Thursday, December 8, 2016

Class of '77

There is so much to "hear, read, mark, learn, and inwardly digest" (thank you, Book of Common Prayer) right now that it is hard to know where to start. Fortunately, all my themes have managed to intertwine into what I hope will be a single essay.

The inspiration came, literally, out of left field, a passing reference in a New Age-y journal to a group which believes that there is a new male religious "savior" currently on the planet who has been influencing the world from behind the scenes since July of 1977, and is soon to go public. Normally, I would have ignored such an outrageous claim and outdated construct, but the specificity of the date intrigued me. It is the month that I headed out into the world after college (university) graduation, the year that many millions of women born in 1955/56 entered the adult realms of work, further education, family, and civic engagement. In America, we were the first generation of women to be told, en masse, that we could be anything we wanted to be, and if the infrastructures were not in place to make that literally come true (and in a sense, still aren't), there is no question but that we have been uniquely influential, whether quietly or openly.

I had this idea. What if over the next year, 60-something women all over the globe were to speak even more courageously and publicly about what kinds of societies, economies, health care systems, religious constructs, and educational institutions they would create from scratch, and the processes they would use?
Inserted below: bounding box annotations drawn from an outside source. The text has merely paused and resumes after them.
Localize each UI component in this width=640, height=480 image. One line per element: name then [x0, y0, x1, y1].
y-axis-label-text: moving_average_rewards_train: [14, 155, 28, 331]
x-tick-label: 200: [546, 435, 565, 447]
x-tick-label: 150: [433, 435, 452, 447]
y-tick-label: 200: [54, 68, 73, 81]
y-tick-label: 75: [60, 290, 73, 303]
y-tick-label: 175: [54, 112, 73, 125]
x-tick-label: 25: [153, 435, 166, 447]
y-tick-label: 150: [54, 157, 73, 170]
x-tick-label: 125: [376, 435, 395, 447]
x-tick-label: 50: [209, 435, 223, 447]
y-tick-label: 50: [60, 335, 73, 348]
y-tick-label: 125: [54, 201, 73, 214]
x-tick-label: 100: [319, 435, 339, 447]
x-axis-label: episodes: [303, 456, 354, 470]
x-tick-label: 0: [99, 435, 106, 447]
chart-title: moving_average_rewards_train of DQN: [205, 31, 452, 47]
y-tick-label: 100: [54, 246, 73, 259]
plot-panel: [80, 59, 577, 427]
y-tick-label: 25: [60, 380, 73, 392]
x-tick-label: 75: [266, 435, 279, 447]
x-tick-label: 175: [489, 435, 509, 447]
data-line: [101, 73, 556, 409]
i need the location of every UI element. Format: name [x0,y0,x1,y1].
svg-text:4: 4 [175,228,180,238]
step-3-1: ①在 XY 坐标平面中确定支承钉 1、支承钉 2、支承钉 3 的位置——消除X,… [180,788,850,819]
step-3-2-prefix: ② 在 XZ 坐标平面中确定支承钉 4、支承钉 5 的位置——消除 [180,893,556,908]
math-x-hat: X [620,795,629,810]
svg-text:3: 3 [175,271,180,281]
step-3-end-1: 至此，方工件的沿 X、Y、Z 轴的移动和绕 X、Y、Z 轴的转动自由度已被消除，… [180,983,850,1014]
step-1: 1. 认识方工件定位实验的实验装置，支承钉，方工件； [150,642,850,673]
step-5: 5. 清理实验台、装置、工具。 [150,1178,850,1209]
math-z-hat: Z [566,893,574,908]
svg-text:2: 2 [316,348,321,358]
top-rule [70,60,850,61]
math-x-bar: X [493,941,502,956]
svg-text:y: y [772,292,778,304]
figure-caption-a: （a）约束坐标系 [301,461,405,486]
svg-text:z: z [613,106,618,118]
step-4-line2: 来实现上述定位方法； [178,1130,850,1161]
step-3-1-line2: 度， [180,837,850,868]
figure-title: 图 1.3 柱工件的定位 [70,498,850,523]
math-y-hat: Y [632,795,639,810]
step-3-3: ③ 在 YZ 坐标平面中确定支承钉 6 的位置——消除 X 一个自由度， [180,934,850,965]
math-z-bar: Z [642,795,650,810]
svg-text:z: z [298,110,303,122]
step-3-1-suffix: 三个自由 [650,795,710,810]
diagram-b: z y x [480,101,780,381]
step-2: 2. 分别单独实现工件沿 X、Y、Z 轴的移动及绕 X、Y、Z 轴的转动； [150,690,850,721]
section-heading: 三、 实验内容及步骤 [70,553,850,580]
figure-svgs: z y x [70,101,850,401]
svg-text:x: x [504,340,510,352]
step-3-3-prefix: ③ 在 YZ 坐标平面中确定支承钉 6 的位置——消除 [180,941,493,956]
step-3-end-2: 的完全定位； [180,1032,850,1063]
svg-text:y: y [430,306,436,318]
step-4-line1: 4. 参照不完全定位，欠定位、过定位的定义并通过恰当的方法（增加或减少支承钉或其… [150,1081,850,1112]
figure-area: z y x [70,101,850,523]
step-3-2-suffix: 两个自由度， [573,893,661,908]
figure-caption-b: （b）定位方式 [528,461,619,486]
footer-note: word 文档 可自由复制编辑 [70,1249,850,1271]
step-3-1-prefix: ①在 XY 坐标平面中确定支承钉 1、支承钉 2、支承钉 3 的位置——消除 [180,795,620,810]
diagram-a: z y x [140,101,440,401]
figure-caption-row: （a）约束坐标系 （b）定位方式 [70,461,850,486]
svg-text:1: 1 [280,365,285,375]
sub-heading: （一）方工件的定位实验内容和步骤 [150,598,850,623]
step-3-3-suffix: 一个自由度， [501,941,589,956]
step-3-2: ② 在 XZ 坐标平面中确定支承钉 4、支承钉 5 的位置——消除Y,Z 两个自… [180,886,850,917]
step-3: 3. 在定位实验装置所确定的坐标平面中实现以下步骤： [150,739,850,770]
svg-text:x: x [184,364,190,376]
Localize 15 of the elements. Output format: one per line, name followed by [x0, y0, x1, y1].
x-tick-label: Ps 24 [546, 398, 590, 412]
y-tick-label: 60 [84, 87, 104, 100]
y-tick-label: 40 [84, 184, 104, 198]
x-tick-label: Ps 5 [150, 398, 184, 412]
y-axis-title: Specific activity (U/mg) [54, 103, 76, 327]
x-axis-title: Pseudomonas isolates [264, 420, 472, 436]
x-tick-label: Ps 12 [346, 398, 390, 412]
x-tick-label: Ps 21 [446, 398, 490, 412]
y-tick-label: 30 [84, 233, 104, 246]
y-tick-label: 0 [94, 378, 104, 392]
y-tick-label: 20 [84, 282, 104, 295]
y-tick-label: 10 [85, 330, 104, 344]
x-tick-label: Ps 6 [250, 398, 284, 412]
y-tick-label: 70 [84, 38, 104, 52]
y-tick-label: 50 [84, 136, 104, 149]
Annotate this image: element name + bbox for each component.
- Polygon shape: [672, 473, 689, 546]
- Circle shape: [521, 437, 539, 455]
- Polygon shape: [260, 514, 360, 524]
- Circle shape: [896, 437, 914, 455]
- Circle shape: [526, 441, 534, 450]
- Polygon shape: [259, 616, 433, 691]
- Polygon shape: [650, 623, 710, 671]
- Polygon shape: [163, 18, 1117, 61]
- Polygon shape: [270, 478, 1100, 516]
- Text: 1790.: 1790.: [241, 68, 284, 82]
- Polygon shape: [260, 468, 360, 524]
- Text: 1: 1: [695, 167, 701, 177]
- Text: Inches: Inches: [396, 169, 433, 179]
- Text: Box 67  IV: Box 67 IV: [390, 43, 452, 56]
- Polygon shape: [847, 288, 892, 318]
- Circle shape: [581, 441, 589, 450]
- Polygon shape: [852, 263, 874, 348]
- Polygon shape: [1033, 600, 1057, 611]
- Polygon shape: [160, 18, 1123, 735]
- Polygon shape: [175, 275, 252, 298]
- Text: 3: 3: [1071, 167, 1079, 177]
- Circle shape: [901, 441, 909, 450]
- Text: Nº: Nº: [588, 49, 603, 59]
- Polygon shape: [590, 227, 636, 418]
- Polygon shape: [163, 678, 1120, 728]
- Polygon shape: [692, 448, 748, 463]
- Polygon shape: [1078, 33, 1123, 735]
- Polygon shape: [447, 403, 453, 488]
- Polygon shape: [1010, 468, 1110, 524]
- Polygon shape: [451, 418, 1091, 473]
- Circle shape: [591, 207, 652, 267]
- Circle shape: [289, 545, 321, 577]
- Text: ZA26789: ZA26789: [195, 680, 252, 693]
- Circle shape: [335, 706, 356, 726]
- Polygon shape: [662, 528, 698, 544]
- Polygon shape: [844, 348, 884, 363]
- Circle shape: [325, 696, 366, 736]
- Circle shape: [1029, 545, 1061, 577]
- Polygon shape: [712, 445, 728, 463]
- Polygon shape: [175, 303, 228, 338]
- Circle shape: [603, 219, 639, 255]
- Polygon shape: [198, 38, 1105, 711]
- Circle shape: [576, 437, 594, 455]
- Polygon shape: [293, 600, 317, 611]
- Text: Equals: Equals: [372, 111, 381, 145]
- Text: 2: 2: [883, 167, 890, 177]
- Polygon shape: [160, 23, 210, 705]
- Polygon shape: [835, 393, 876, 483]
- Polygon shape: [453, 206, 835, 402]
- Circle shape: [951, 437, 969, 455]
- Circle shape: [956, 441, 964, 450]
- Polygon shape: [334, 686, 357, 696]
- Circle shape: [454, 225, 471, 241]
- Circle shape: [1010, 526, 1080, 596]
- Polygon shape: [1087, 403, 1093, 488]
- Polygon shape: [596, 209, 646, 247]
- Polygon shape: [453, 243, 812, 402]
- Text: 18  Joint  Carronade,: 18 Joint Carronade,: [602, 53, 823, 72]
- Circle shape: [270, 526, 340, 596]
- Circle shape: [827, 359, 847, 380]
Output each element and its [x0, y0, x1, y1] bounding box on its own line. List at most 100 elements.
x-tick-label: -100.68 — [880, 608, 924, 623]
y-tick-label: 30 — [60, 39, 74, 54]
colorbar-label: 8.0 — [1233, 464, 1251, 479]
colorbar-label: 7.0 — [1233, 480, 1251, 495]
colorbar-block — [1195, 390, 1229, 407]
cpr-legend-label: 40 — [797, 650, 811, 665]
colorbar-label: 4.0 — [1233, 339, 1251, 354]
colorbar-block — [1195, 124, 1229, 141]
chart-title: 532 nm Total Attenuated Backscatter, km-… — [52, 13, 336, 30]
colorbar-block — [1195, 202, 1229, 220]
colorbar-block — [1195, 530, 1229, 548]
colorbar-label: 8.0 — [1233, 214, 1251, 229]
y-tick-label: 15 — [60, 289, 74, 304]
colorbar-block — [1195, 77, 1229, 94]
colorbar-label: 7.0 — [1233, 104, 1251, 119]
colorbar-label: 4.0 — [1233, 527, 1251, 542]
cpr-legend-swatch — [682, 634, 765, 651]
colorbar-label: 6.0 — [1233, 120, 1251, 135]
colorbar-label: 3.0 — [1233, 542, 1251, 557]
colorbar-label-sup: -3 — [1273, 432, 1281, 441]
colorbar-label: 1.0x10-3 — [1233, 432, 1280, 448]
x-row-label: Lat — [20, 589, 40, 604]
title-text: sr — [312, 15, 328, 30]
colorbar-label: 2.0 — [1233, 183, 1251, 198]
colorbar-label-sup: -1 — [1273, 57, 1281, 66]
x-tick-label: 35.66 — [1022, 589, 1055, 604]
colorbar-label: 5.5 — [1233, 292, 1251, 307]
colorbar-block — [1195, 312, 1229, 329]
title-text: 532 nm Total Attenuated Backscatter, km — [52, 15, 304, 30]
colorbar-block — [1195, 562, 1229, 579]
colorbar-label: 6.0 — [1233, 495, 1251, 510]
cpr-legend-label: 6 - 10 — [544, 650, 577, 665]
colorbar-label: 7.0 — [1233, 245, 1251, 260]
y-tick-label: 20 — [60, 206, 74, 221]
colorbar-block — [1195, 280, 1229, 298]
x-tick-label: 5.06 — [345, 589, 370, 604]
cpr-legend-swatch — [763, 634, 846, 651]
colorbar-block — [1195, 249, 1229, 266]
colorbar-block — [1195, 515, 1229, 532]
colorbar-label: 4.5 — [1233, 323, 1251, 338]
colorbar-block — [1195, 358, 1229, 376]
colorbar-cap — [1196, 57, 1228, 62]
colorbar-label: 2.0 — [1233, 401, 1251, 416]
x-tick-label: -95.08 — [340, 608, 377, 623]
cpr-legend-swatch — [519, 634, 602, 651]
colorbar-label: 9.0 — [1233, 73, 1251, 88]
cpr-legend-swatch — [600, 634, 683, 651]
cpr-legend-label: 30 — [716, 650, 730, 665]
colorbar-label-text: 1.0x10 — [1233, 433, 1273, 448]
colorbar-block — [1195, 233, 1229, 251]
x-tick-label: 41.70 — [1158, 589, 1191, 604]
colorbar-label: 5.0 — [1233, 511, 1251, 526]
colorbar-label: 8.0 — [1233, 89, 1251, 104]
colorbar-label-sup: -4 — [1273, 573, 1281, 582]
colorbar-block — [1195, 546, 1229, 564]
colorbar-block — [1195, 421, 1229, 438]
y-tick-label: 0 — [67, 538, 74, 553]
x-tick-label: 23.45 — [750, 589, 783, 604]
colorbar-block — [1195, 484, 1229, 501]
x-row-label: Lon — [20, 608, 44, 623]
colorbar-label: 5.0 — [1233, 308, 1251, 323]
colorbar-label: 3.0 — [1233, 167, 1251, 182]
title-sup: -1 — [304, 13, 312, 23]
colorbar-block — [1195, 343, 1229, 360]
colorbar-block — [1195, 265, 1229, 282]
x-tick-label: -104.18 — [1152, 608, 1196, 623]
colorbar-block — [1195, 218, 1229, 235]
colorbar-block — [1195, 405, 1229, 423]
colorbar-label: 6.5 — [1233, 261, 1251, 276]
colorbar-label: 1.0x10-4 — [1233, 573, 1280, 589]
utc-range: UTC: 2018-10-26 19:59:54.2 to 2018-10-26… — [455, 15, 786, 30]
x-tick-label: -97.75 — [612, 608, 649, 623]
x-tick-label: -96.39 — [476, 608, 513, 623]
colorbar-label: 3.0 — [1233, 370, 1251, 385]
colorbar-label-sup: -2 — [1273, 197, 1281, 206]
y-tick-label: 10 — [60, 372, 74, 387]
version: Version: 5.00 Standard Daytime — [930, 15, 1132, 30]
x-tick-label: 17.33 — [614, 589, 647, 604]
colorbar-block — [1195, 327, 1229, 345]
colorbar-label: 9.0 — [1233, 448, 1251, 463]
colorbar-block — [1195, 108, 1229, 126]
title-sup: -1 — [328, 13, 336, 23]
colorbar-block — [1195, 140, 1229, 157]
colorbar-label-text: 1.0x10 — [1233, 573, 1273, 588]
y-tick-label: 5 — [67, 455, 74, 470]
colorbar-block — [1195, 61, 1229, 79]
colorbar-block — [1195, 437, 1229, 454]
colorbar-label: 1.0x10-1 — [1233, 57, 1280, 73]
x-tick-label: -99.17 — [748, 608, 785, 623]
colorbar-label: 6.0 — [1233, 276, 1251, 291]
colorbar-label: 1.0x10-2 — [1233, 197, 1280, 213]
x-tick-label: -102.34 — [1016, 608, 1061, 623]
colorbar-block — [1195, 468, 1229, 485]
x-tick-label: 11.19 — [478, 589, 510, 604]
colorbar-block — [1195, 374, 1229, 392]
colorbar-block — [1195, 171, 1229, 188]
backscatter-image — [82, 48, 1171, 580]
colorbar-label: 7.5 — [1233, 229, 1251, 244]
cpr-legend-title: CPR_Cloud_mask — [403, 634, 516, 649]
What if 60-something women could speak to their communities about our human relationship to the earth and the heavens without being interrupted, contradicted, fought, or told, "that's not the real world"? What if their audiences truly heard, read, marked, learned and inwardly digested their wisdom, and considered acting accordingly? Not all women would say the same things, but I feel certain that the ideas would be invigorating, exciting and forward-looking. The "Person of the Year" in 2017 might well be the women of the class of '77, and a camera lens wouldn't be big enough to capture all of us.